Neurological Status Affects Morbidity in Cervical Fusion
Unable to determine if surgical approach improves outcomes
MONDAY, July 7 (HealthDay News) -- Myelopathy increases complications during cervical fusion, regardless of the surgical approach, researchers report in the July issue of the Journal of Neurosurgery: Spine.
Mohammed F. Shamji, M.D., of The Ottawa Hospital in Ontario, Canada, and colleagues examined 96,773 patients from the Nationwide Inpatient Sample database who underwent cervical fusion for degenerative disease between 1988 and 2003. Patients were classified according to surgical approach (anterior versus posterior) and preoperative neurological status (myelopathic versus non-myelopathic). Logistic regression was used to evaluate group effects on selected postoperative complications.

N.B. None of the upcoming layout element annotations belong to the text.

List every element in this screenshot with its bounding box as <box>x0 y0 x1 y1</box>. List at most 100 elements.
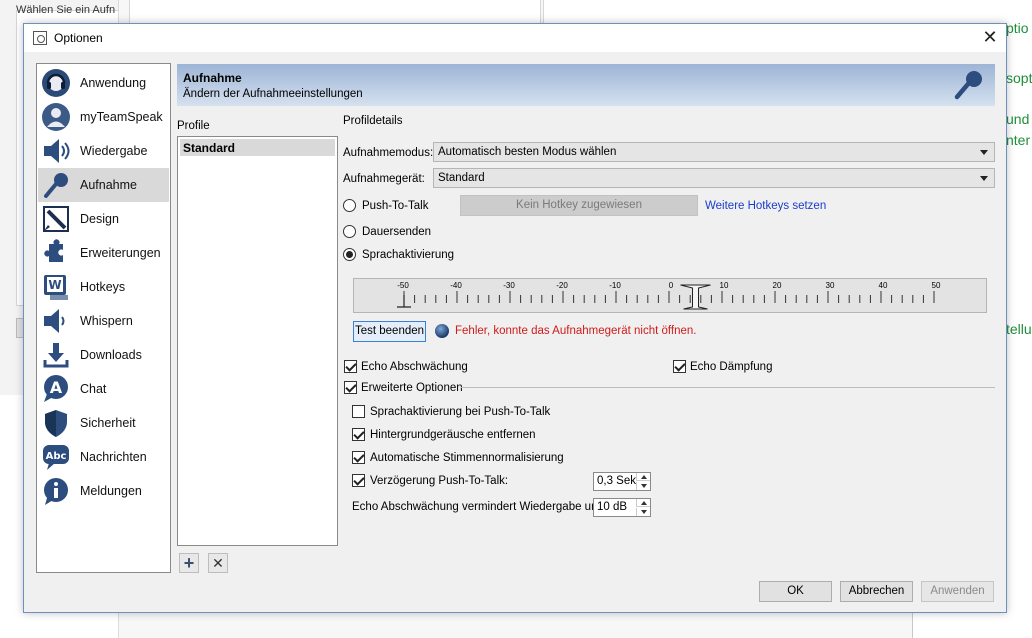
scale-label: 20 <box>773 281 782 290</box>
vad-with-ptt-label: Sprachaktivierung bei Push-To-Talk <box>370 406 551 418</box>
recording-device-value: Standard <box>438 172 485 184</box>
options-dialog: Optionen ✕ Anwendung myTeamSpeak Wiederg… <box>23 23 1007 613</box>
add-profile-button[interactable]: + <box>179 553 199 573</box>
echo-cancellation-checkbox[interactable] <box>673 360 686 373</box>
sidebar-item-erweiterungen[interactable]: Erweiterungen <box>38 236 169 270</box>
voice-activation-label: Sprachaktivierung <box>362 249 455 261</box>
chat-icon: A <box>41 374 71 404</box>
recording-mode-select[interactable]: Automatisch besten Modus wählen <box>433 142 995 162</box>
keyboard-icon: W <box>41 272 71 302</box>
page-subtitle: Ändern der Aufnahmeeinstellungen <box>183 88 363 100</box>
background-text: und <box>1006 111 1030 127</box>
sidebar-item-myteamspeak[interactable]: myTeamSpeak <box>38 100 169 134</box>
push-to-talk-radio[interactable] <box>343 199 356 212</box>
sidebar-item-sicherheit[interactable]: Sicherheit <box>38 406 169 440</box>
divider <box>461 387 995 388</box>
remove-background-noise-checkbox[interactable] <box>352 428 365 441</box>
profiles-label: Profile <box>177 120 210 132</box>
background-text: nter <box>1006 132 1031 148</box>
message-icon: Abc <box>41 442 71 472</box>
apply-button[interactable]: Anwenden <box>921 581 994 602</box>
more-hotkeys-link[interactable]: Weitere Hotkeys setzen <box>705 200 826 212</box>
profile-details-label: Profildetails <box>343 115 403 127</box>
sidebar-item-hotkeys[interactable]: W Hotkeys <box>38 270 169 304</box>
echo-reduction-label: Echo Abschwächung <box>361 361 468 373</box>
user-icon <box>41 102 71 132</box>
sidebar-item-nachrichten[interactable]: Abc Nachrichten <box>38 440 169 474</box>
echo-playback-value: 10 dB <box>597 501 628 513</box>
scale-label: -10 <box>609 281 621 290</box>
recording-mode-value: Automatisch besten Modus wählen <box>438 146 617 158</box>
microphone-icon <box>951 68 985 102</box>
continuous-transmission-radio[interactable] <box>343 225 356 238</box>
profiles-list: Standard <box>177 136 338 546</box>
window-title: Optionen <box>54 31 103 45</box>
profile-item[interactable]: Standard <box>180 139 335 156</box>
hotkey-button[interactable]: Kein Hotkey zugewiesen <box>460 195 698 216</box>
sidebar-item-label: Whispern <box>80 314 133 328</box>
echo-playback-label: Echo Abschwächung vermindert Wiedergabe … <box>352 501 604 513</box>
stepper-down-icon[interactable] <box>636 482 650 490</box>
close-icon: ✕ <box>212 555 224 571</box>
voice-activation-slider[interactable]: -50 -40 -30 -20 -10 0 10 20 30 40 50 <box>353 278 987 313</box>
speaker-icon <box>41 136 71 166</box>
status-indicator <box>435 324 449 338</box>
ptt-delay-checkbox[interactable] <box>352 474 365 487</box>
scale-label: -30 <box>503 281 515 290</box>
chevron-down-icon <box>980 150 988 155</box>
echo-reduction-checkbox[interactable] <box>344 360 357 373</box>
voice-normalization-checkbox[interactable] <box>352 451 365 464</box>
recording-device-select[interactable]: Standard <box>433 168 995 188</box>
stepper-down-icon[interactable] <box>636 508 650 516</box>
sidebar-item-anwendung[interactable]: Anwendung <box>38 66 169 100</box>
sidebar-item-label: Aufnahme <box>80 178 137 192</box>
recording-device-label: Aufnahmegerät: <box>343 173 425 185</box>
svg-text:W: W <box>48 278 61 292</box>
sidebar-item-chat[interactable]: A Chat <box>38 372 169 406</box>
threshold-handle[interactable] <box>680 284 711 310</box>
whisper-icon <box>41 306 71 336</box>
window-icon <box>33 31 47 45</box>
design-icon <box>41 204 71 234</box>
sidebar-item-label: Erweiterungen <box>80 246 161 260</box>
ok-button[interactable]: OK <box>759 581 832 602</box>
sidebar-item-label: Hotkeys <box>80 280 126 294</box>
ptt-delay-stepper[interactable]: 0,3 Sek <box>593 472 651 491</box>
scale-label: 40 <box>879 281 888 290</box>
voice-normalization-label: Automatische Stimmennormalisierung <box>370 452 564 464</box>
headset-icon <box>41 68 71 98</box>
sidebar-item-label: Anwendung <box>80 76 147 90</box>
sidebar-item-label: Meldungen <box>80 484 142 498</box>
echo-cancellation-label: Echo Dämpfung <box>690 361 773 373</box>
sidebar-item-wiedergabe[interactable]: Wiedergabe <box>38 134 169 168</box>
sidebar-item-downloads[interactable]: Downloads <box>38 338 169 372</box>
continuous-transmission-label: Dauersenden <box>362 226 432 238</box>
advanced-options-checkbox[interactable] <box>344 381 357 394</box>
cancel-button[interactable]: Abbrechen <box>840 581 913 602</box>
remove-profile-button[interactable]: ✕ <box>208 553 228 573</box>
test-button[interactable]: Test beenden <box>353 321 426 342</box>
advanced-options-label: Erweiterte Optionen <box>361 382 463 394</box>
scale-label: -20 <box>556 281 568 290</box>
titlebar: Optionen ✕ <box>24 24 1006 52</box>
sidebar-item-label: Sicherheit <box>80 416 136 430</box>
stepper-up-icon[interactable] <box>636 473 650 481</box>
scale-label: 0 <box>669 281 674 290</box>
voice-activation-radio[interactable] <box>343 248 356 261</box>
echo-playback-stepper[interactable]: 10 dB <box>593 498 651 517</box>
sidebar-item-whispern[interactable]: Whispern <box>38 304 169 338</box>
sidebar-item-aufnahme[interactable]: Aufnahme <box>38 168 169 202</box>
recording-mode-label: Aufnahmemodus: <box>343 147 434 159</box>
stepper-up-icon[interactable] <box>636 499 650 507</box>
vad-with-ptt-checkbox[interactable] <box>352 405 365 418</box>
sidebar-item-design[interactable]: Design <box>38 202 169 236</box>
ptt-delay-label: Verzögerung Push-To-Talk: <box>370 475 509 487</box>
info-icon <box>41 476 71 506</box>
scale-label: 30 <box>826 281 835 290</box>
sidebar-item-meldungen[interactable]: Meldungen <box>38 474 169 508</box>
sidebar-item-label: Design <box>80 212 119 226</box>
ptt-delay-value: 0,3 Sek <box>597 475 636 487</box>
category-sidebar: Anwendung myTeamSpeak Wiedergabe Aufnahm… <box>36 63 171 573</box>
close-button[interactable]: ✕ <box>974 24 1006 52</box>
current-level-marker <box>397 295 411 308</box>
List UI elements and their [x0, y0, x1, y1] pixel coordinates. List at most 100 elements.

Patients undergoing an anterior surgical approach without myelopathy experienced the lowest rates of complications, and patients undergoing posterior approaches with myelopathy experienced the highest complication rates, the researchers report. Resource utilization displayed similar trends with an anterior approach without myelopathy having a mean cost of $20,639 and 1.95 in-hospital days, versus myelopathic patients who incurred higher costs (mean $28,581) and longer length of stays (mean 3.42 days). Direct comparisons of surgical approach are not possible because of the heterogeneity of the patient's underlying structure and alignment of the cervical spine, the investigators note. Overall, preoperative myelopathy, controlling for surgical approach in the logistic regression analysis, was prognostic of death, pneumonia, transfusion, infection, length of stay and post-hospital disposition.
"For a given surgical approach, patients with pre-existing myelopathy encounter heightened mortality rate, morbidity and resource utilization during cervical spine fusion," the authors conclude. "This study has systematically described the complications encountered in a large group of patients undergoing cervical fusion."